For their part, the Zionists adopted a more ambivalent position. Led then by Labor's David Ben-Gurion, the future prime minister of Israel; They celebrated that the British proposal recognized a Jewish State for the first time, so they half accepted the Peel plan. But for them it was not the final goal, but only a first step because they aspired to more territory. In some way, they took advantage of the Palestinians' more categorical refusal to communicate a less accentuated rejection and continue working discreetly on their objectives. Furthermore, the anticipation of more Jewish immigrants from Nazi Germany called for caution.

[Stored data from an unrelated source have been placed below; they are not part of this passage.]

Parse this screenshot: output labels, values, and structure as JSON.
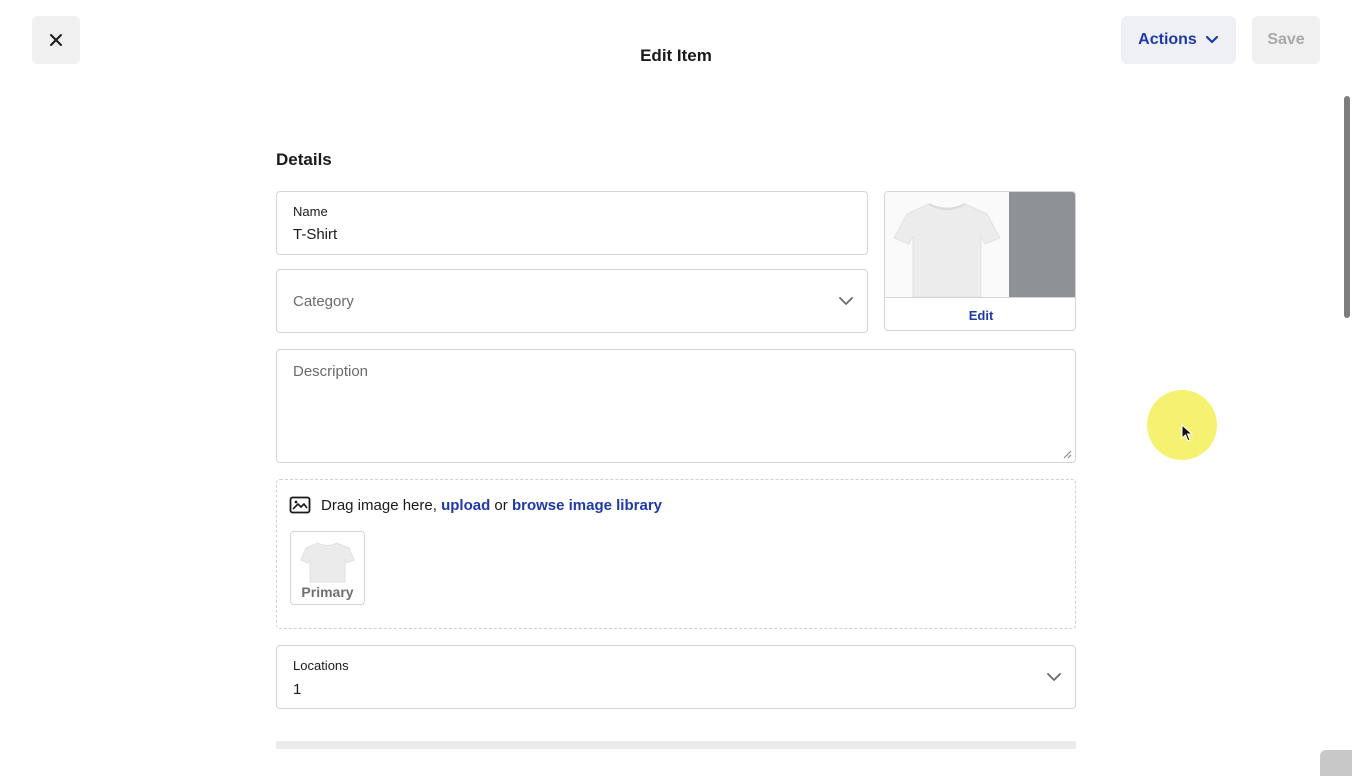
{
  "header": {
    "title": "Edit Item",
    "actions_label": "Actions",
    "save_label": "Save"
  },
  "details": {
    "section_title": "Details",
    "name": {
      "label": "Name",
      "value": "T-Shirt"
    },
    "category": {
      "placeholder": "Category"
    },
    "description": {
      "placeholder": "Description"
    },
    "image_card": {
      "edit_label": "Edit"
    },
    "dropzone": {
      "text_prefix": "Drag image here,",
      "upload_link": "upload",
      "text_or": "or",
      "browse_link": "browse image library",
      "thumb_label": "Primary"
    },
    "locations": {
      "label": "Locations",
      "value": "1"
    }
  },
  "colors": {
    "accent": "#1f3aa8",
    "cursor_highlight": "#f4f16a",
    "image_gray": "#8e9196"
  },
  "icons": {
    "close": "close-icon",
    "actions_chevron": "chevron-down-icon",
    "image": "image-icon"
  }
}
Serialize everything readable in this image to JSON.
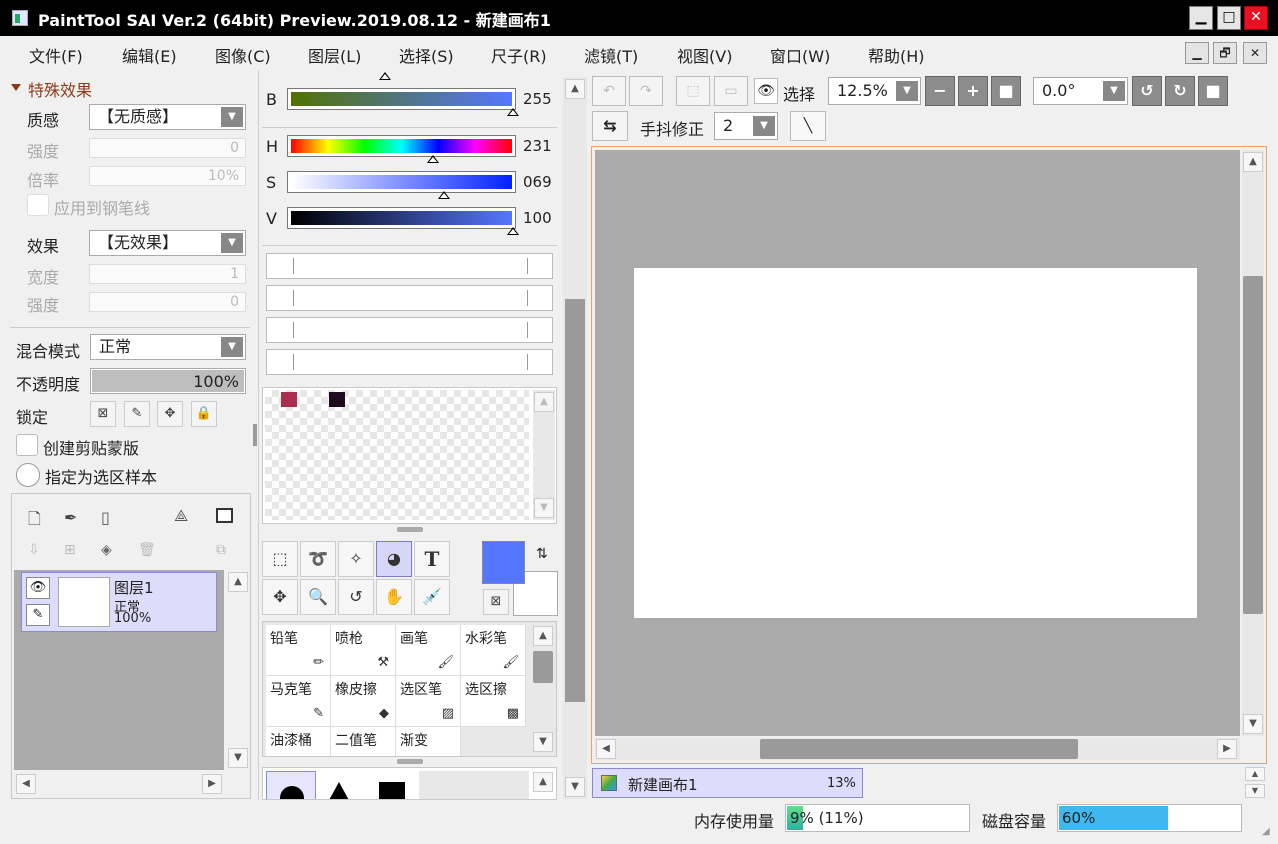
{
  "window": {
    "title": "PaintTool SAI Ver.2 (64bit) Preview.2019.08.12 - 新建画布1",
    "min": "▁",
    "max": "□",
    "close": "✕"
  },
  "menu": [
    "文件(F)",
    "编辑(E)",
    "图像(C)",
    "图层(L)",
    "选择(S)",
    "尺子(R)",
    "滤镜(T)",
    "视图(V)",
    "窗口(W)",
    "帮助(H)"
  ],
  "mdi": {
    "min": "▁",
    "restore": "🗗",
    "close": "✕"
  },
  "effects": {
    "header": "特殊效果",
    "texture_label": "质感",
    "texture_value": "【无质感】",
    "strength_label": "强度",
    "strength_value": "0",
    "scale_label": "倍率",
    "scale_value": "10%",
    "apply_pen_label": "应用到钢笔线",
    "effect_label": "效果",
    "effect_value": "【无效果】",
    "width_label": "宽度",
    "width_value": "1",
    "strength2_label": "强度",
    "strength2_value": "0"
  },
  "layer_props": {
    "blend_label": "混合模式",
    "blend_value": "正常",
    "opacity_label": "不透明度",
    "opacity_value": "100%",
    "opacity_level": 1.0,
    "lock_label": "锁定",
    "clip_label": "创建剪贴蒙版",
    "sample_label": "指定为选区样本"
  },
  "layers": [
    {
      "name": "图层1",
      "mode": "正常",
      "opacity": "100%"
    }
  ],
  "color": {
    "B": {
      "label": "B",
      "value": "255"
    },
    "H": {
      "label": "H",
      "value": "231"
    },
    "S": {
      "label": "S",
      "value": "069"
    },
    "V": {
      "label": "V",
      "value": "100"
    },
    "swatches": [
      "#a8304e",
      "#1f0a1d"
    ],
    "primary": "#5577ff",
    "secondary": "#ffffff"
  },
  "tools": {
    "text_tool": "T"
  },
  "brushes": [
    "铅笔",
    "喷枪",
    "画笔",
    "水彩笔",
    "马克笔",
    "橡皮擦",
    "选区笔",
    "选区擦",
    "油漆桶",
    "二值笔",
    "渐变"
  ],
  "toolbar": {
    "select_label": "选择",
    "zoom": "12.5%",
    "angle": "0.0°",
    "stabilizer_label": "手抖修正",
    "stabilizer_value": "2"
  },
  "canvas_tab": {
    "name": "新建画布1",
    "zoom": "13%"
  },
  "status": {
    "mem_label": "内存使用量",
    "mem_value": "9% (11%)",
    "mem_level": 0.09,
    "disk_label": "磁盘容量",
    "disk_value": "60%",
    "disk_level": 0.6
  }
}
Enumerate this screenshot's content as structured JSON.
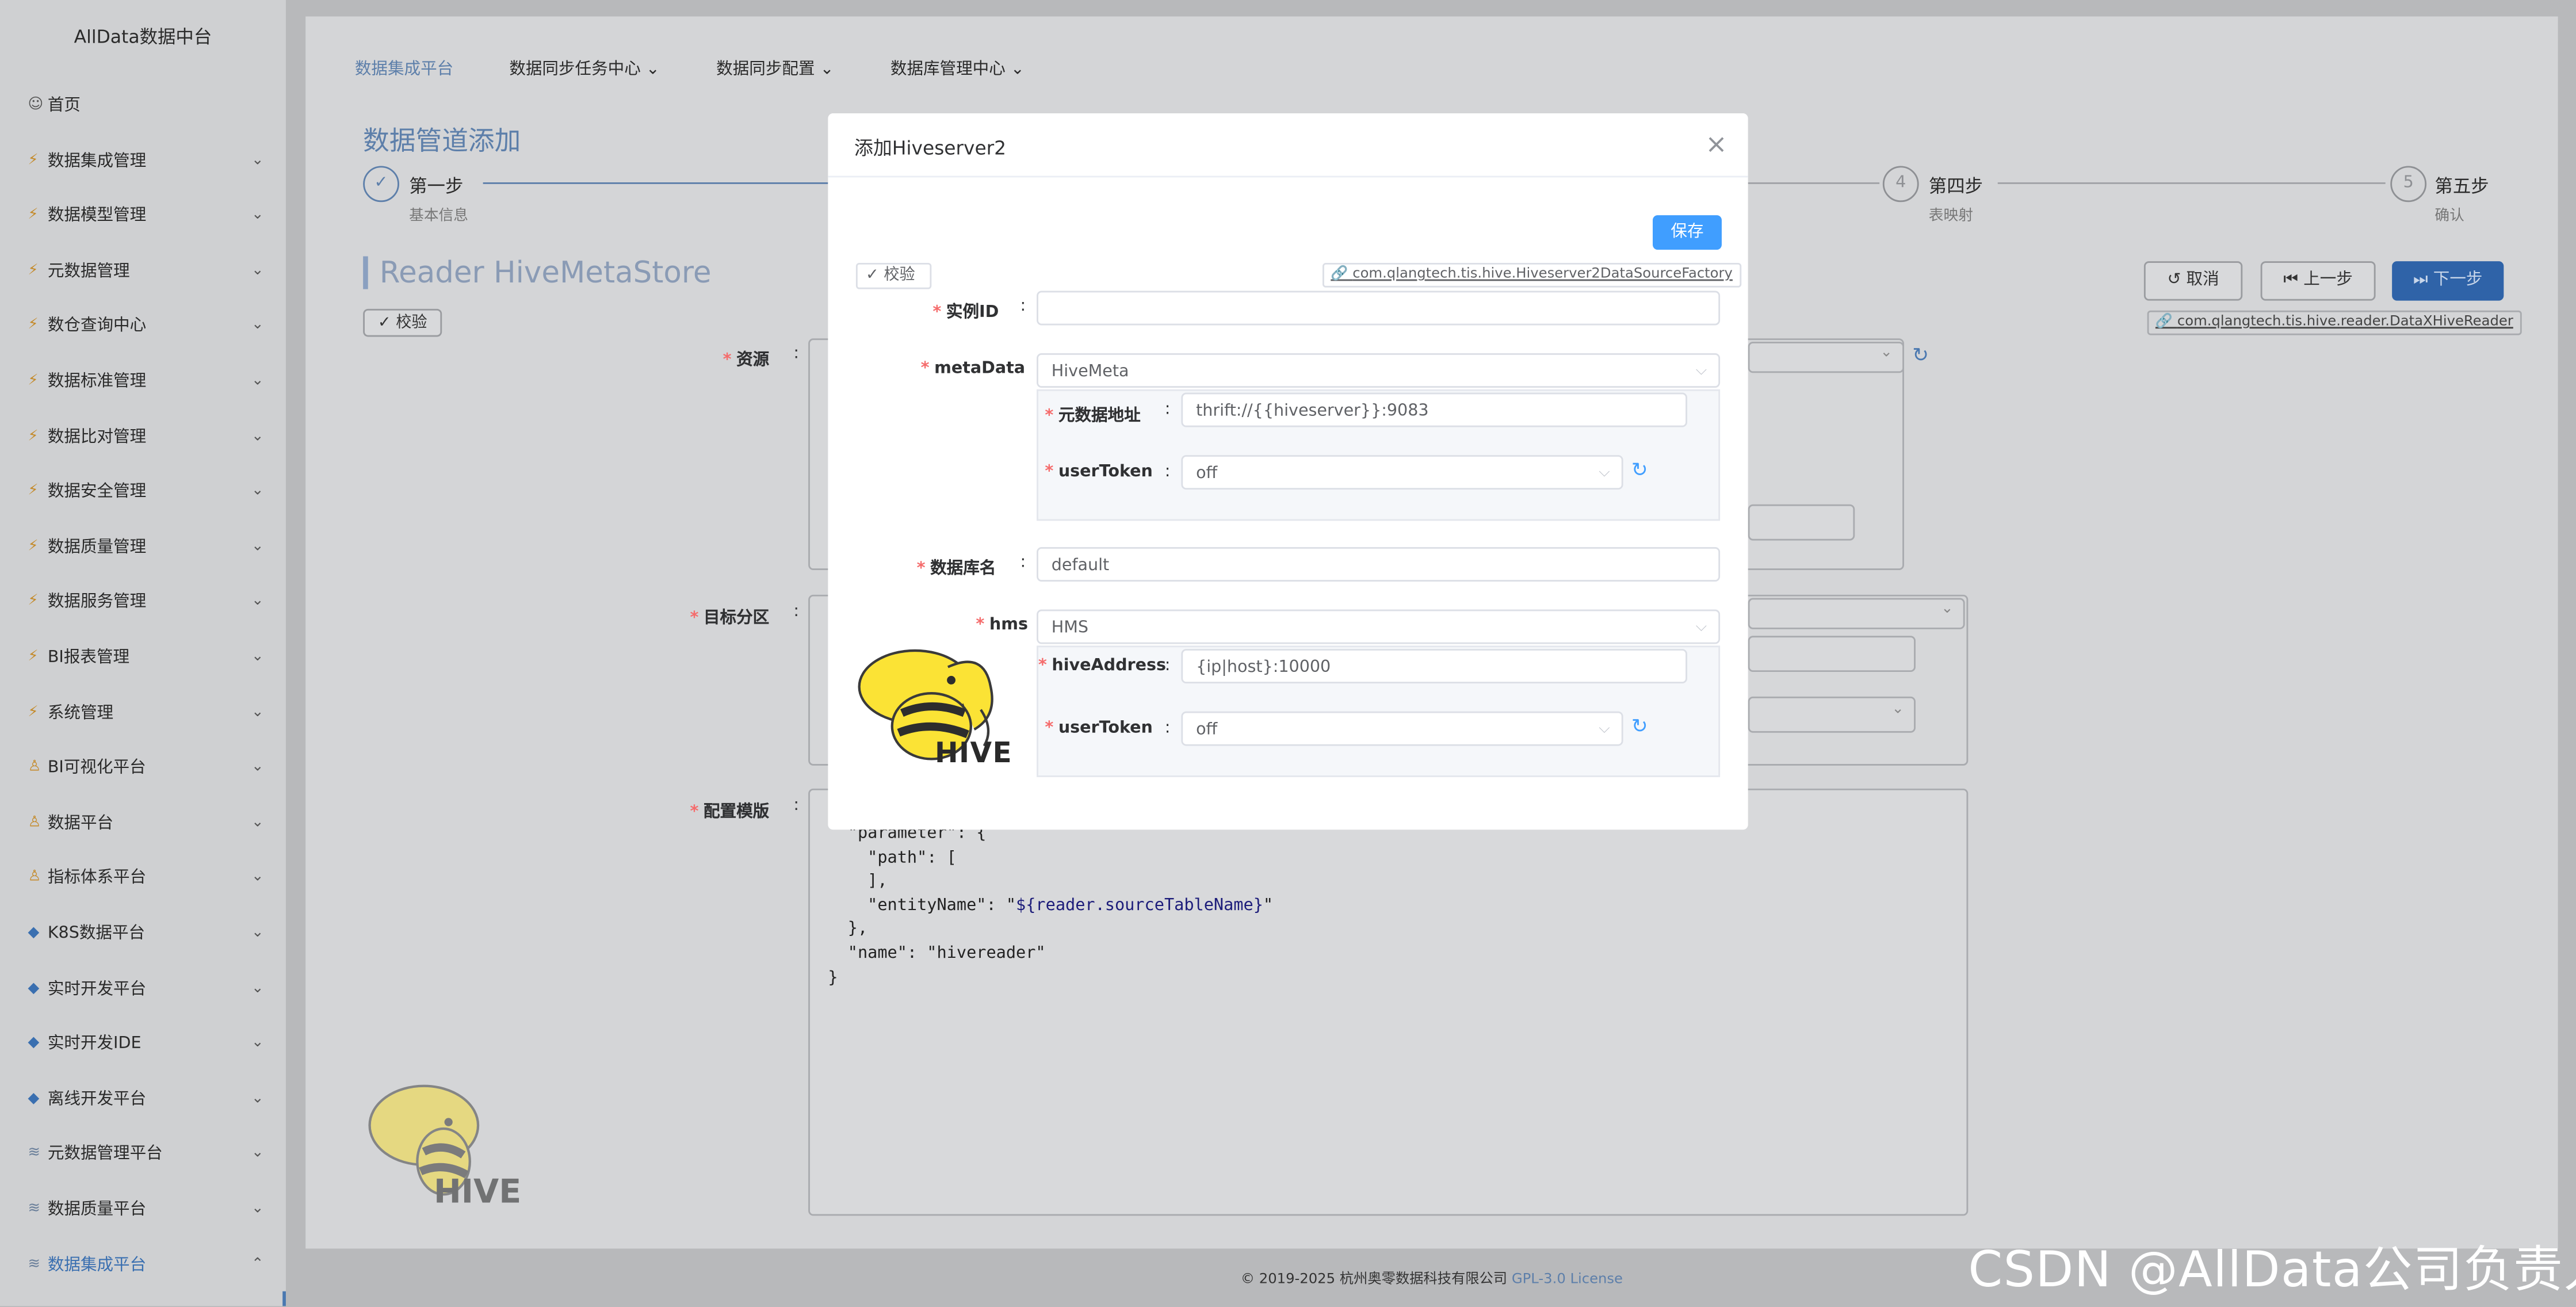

The United Kingdom kept trying. In vain. In October 1938, he sent a second commission to determine Peel's borders on the spot, but the new report concluded that partition was impossible. While the unrest continued in Palestine, London was the scene of new negotiations between the parties, which only served to seal the failure, so that the United Kingdom ended up changing its way of managing the Mandate. The so-called White Paper of 1939, at the height of the Nazi boom and on the verge of World War II, prohibited Jewish immigration to Palestine and left the creation of a single state for 1949.

The new measures appeased the Arabs and, of course, irritated the Zionists. The British now needed calm and chose to throw the ball forward. Only once the great conflict was over would the United Nations try to recover the idea of ​​Peel's partition, this time drawing new borders with the goal of peace. But this would be the story of another failure.